Using dynamic union tables

docs-mintlify/recipes/data-modeling/dynamic-union-tables.mdx

1.6.433.2 KB
Original Source

Use case

Sometimes, you may have a lot of tables in a database, which actually relate to the same entity.

For example, you can have “per client” tables with the same data, but related to different customers: elon_musk_table, john_doe_table, steve_jobs_table, etc. In this case, it would make sense to create a single cube for customers, which should be backed by a union table from all customers tables.

Data modeling

You can use the sql parameter to define a cube over an arbitrary SQL query, e.g., a query that includes UNION or UNION ALL operators:

<CodeGroup>
yaml
cubes:
  - name: customers
    sql: |
      SELECT *, 'Einstein' AS name FROM einstein_data UNION ALL
      SELECT *, 'Pascal'   AS name FROM pascal_data   UNION ALL
      SELECT *, 'Newton'   AS name FROM newton_data
  
    measures:
      - name: count
        type: count
  
    dimensions:
      - name: name
        sql: name
        type: string





javascript
cube(`customers`, {
  sql: `
    SELECT *, 'Einstein' AS name FROM einstein_data UNION ALL
    SELECT *, 'Pascal'   AS name FROM pascal_data   UNION ALL
    SELECT *, 'Newton'   AS name FROM newton_data
  `,
 
  measures: {
    count: {
      type: `count`
    }
  },
 
  dimensions: {
    name: {
      sql: `name`,
      type: `string`
    }
  }
})
</CodeGroup>

However, it can be quite annoying to write the SQL to union all tables manually.
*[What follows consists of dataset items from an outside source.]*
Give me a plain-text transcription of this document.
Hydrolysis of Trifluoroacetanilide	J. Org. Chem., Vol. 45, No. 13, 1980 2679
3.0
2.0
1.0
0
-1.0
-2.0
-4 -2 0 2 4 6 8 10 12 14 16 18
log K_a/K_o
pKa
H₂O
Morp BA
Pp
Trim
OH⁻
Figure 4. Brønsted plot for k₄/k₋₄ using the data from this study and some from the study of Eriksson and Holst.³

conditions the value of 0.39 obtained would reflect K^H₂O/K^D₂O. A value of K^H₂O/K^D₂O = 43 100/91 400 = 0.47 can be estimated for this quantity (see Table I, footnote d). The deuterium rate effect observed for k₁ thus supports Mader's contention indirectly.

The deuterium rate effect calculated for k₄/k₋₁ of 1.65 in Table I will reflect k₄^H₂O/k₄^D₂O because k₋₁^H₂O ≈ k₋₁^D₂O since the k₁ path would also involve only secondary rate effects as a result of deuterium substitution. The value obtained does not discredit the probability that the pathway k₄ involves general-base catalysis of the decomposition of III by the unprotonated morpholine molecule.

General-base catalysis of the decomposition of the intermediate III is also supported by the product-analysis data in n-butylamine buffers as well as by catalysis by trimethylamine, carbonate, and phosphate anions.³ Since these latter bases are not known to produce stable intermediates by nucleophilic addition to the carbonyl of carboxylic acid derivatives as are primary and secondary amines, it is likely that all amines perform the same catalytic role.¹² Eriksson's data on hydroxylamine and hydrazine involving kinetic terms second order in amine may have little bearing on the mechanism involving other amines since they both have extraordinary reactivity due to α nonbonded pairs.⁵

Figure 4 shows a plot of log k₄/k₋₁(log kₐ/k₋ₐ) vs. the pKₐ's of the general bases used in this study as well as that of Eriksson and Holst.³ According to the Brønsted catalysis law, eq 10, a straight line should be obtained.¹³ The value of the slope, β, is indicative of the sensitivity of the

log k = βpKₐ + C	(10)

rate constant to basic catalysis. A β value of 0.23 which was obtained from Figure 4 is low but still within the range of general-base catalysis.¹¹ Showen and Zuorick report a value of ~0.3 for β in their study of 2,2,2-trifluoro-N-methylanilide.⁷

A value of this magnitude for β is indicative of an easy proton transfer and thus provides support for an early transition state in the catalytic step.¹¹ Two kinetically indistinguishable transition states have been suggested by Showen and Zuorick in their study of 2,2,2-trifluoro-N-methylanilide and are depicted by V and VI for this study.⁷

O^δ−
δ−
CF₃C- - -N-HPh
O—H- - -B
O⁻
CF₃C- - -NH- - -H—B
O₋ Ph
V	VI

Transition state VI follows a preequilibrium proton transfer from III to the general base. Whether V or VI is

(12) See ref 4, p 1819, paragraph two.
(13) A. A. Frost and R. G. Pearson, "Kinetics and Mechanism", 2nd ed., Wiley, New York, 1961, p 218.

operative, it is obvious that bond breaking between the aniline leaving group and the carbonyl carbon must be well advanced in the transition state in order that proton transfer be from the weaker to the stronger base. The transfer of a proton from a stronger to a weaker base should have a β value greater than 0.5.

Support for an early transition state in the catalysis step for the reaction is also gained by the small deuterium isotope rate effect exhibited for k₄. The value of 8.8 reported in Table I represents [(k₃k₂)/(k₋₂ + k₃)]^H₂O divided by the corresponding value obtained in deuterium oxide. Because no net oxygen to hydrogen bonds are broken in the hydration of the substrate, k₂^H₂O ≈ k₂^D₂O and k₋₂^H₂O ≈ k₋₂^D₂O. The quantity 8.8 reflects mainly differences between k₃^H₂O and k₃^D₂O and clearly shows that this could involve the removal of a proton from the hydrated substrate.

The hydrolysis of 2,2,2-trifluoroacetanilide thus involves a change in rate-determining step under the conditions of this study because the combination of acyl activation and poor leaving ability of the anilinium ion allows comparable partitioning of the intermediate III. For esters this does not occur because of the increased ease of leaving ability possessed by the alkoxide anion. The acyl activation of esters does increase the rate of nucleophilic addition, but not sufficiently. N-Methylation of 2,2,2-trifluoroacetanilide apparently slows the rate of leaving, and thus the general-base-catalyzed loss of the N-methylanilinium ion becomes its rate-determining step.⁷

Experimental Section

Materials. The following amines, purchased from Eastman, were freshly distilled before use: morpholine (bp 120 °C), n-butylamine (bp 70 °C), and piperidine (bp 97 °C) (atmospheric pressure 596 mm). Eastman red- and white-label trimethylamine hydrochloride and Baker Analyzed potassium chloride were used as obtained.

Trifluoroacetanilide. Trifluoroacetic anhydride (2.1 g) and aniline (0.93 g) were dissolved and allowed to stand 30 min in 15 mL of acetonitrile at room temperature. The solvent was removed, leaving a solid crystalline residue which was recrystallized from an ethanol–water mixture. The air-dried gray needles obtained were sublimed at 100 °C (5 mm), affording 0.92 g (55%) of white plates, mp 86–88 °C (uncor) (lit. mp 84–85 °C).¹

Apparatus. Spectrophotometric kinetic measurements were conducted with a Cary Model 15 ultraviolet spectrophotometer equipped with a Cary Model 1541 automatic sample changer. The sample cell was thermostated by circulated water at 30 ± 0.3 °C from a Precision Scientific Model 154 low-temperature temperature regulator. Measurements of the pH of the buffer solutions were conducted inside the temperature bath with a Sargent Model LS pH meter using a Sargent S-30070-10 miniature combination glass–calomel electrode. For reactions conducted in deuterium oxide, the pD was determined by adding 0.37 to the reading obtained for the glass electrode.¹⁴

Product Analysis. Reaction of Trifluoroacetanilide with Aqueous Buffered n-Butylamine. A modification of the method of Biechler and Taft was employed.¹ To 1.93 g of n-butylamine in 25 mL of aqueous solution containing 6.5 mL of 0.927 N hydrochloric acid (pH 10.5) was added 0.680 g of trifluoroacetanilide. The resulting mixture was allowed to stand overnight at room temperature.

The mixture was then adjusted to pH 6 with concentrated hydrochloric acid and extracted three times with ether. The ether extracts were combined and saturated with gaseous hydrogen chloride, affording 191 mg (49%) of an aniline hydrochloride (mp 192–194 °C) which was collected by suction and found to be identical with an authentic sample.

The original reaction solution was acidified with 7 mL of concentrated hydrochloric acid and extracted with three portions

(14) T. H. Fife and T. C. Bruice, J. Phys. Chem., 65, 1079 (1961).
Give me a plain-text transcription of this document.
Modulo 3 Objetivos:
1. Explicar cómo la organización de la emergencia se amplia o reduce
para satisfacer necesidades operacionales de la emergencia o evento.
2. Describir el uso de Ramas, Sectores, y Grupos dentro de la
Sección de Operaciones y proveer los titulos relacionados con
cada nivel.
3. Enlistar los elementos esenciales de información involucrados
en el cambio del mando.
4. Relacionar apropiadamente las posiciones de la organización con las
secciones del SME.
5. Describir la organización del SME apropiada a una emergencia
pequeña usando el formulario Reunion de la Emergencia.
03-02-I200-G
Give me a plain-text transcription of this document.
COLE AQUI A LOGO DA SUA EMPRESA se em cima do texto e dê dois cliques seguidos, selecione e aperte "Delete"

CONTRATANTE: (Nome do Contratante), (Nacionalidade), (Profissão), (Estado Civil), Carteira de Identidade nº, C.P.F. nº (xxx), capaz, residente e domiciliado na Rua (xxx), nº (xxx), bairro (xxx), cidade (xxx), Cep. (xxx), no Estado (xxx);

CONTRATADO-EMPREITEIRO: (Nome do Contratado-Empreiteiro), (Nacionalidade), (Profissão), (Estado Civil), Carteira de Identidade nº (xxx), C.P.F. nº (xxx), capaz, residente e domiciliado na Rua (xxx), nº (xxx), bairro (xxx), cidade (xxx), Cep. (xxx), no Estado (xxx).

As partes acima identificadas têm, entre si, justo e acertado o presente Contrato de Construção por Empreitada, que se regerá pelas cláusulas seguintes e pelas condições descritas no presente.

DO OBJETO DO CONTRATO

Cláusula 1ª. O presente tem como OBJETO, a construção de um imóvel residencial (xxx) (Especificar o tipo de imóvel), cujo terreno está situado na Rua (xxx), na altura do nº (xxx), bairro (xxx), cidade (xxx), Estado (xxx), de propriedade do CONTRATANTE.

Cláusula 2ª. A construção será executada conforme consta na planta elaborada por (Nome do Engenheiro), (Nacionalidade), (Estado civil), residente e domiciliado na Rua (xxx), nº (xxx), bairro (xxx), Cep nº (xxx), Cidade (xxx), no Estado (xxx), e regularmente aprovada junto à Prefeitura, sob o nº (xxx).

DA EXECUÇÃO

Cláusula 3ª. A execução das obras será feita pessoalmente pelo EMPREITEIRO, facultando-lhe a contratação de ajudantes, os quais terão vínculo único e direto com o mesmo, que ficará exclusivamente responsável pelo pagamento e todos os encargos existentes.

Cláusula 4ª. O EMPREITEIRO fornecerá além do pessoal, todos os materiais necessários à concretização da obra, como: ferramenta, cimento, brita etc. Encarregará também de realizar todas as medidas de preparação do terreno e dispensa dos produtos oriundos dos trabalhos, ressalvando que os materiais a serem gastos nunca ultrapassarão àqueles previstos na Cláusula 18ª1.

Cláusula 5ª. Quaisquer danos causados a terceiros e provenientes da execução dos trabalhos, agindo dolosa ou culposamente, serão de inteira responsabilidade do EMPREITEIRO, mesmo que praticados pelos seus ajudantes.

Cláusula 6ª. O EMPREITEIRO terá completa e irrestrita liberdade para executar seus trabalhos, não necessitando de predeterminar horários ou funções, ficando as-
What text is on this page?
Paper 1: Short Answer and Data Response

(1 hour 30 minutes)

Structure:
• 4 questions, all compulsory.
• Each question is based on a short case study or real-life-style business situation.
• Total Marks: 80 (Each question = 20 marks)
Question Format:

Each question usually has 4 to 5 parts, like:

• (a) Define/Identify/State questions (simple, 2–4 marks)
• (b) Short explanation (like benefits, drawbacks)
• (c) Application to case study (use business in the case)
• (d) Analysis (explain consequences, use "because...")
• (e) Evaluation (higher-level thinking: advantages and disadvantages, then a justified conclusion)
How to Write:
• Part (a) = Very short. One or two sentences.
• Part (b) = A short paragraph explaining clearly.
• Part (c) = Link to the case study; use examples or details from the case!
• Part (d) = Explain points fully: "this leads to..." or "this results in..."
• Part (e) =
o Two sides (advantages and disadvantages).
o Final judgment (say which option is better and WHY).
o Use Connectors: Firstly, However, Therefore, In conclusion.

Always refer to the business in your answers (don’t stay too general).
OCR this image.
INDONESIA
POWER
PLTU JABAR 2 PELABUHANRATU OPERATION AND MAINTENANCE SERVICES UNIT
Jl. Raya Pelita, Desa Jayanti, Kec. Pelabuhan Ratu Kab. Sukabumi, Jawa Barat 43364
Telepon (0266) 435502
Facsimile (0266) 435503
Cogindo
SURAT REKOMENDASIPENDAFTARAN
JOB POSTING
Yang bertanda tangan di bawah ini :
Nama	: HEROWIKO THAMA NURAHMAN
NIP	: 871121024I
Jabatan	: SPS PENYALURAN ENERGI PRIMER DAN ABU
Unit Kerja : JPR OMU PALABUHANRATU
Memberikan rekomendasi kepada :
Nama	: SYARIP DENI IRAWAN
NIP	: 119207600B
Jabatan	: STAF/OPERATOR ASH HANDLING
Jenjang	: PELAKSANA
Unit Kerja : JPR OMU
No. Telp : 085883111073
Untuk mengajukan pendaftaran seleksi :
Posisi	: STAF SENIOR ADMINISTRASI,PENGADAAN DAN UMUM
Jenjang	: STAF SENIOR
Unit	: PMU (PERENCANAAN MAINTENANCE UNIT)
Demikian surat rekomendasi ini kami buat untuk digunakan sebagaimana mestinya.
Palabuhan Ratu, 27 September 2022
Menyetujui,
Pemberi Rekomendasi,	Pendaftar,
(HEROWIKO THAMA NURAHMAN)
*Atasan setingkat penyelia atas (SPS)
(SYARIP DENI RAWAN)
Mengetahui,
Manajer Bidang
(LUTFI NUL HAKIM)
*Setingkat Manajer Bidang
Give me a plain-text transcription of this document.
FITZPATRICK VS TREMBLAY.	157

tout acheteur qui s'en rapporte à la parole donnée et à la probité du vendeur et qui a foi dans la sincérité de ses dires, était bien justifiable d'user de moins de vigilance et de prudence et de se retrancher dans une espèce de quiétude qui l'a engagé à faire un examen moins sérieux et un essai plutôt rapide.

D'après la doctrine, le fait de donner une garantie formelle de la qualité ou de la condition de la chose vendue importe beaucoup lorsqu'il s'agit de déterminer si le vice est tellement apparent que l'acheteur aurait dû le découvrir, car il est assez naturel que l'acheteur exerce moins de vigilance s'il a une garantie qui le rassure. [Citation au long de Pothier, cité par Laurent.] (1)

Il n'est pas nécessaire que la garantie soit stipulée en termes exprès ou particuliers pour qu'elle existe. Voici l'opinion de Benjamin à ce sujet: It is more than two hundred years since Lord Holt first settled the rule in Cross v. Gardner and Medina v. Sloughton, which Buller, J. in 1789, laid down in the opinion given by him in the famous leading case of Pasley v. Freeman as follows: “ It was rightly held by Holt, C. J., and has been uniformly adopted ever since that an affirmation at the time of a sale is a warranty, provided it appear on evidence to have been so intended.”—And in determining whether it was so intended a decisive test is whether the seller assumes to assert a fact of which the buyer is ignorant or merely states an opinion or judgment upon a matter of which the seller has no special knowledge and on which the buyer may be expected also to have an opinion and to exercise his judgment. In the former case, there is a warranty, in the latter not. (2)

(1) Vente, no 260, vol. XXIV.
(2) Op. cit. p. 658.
Luckily, you can use dynamic data modeling to generate necessary SQL based on a list of tables:

<CodeGroup>
yaml
{%- set customer_tables = {
  "einstein_data": "Einstein",
  "pascal_data": "Pascal",
  "newton_data": "Newton"
} -%}
 
cubes:
  - name: customers
    sql: |
      {%- for table, name in customer_tables | items %}
      SELECT *, '{{ name | safe }}' AS name FROM {{ table | safe }}
      {% if not loop.last %}UNION ALL{% endif %}
      {% endfor %}
  
    measures:
      - name: count
        type: count
  
    dimensions:
      - name: name
        sql: name
        type: string
 
 
 
 
 
javascript
const customer_tables = [
  { table: "einstein_data", name: "Einstein" },
  { table: "pascal_data", name: "Pascal" },
  { table: "newton_data", name: "Newton" }
]

cube(`customers`, {
  sql: customer_tables
    .map(entry => `SELECT *, '${entry.name}' AS name FROM ${entry.table}`)
    .join(` UNION ALL `),
 
  measures: {
    count: {
      type: `count`
    }
  },
 
  dimensions: {
    name: {
      sql: `name`,
      type: `string`
    }
  }
})
</CodeGroup>

Result

Querying count and name members of the dynamically defined customers cube would result in the following generated SQL:

sql
SELECT
  "customers".name "customers__name",
  count(*) "customers__count"
FROM
  (
    SELECT
      *,
      'Einstein' AS name
    FROM
      einstein_data
    UNION ALL
    SELECT
      *,
      'Pascal' AS name
    FROM
      pascal_data
    UNION ALL
    SELECT
      *,
      'Newton' AS name
    FROM
      newton_data
  ) AS "customers"
GROUP BY
  1
ORDER BY
  2 DESC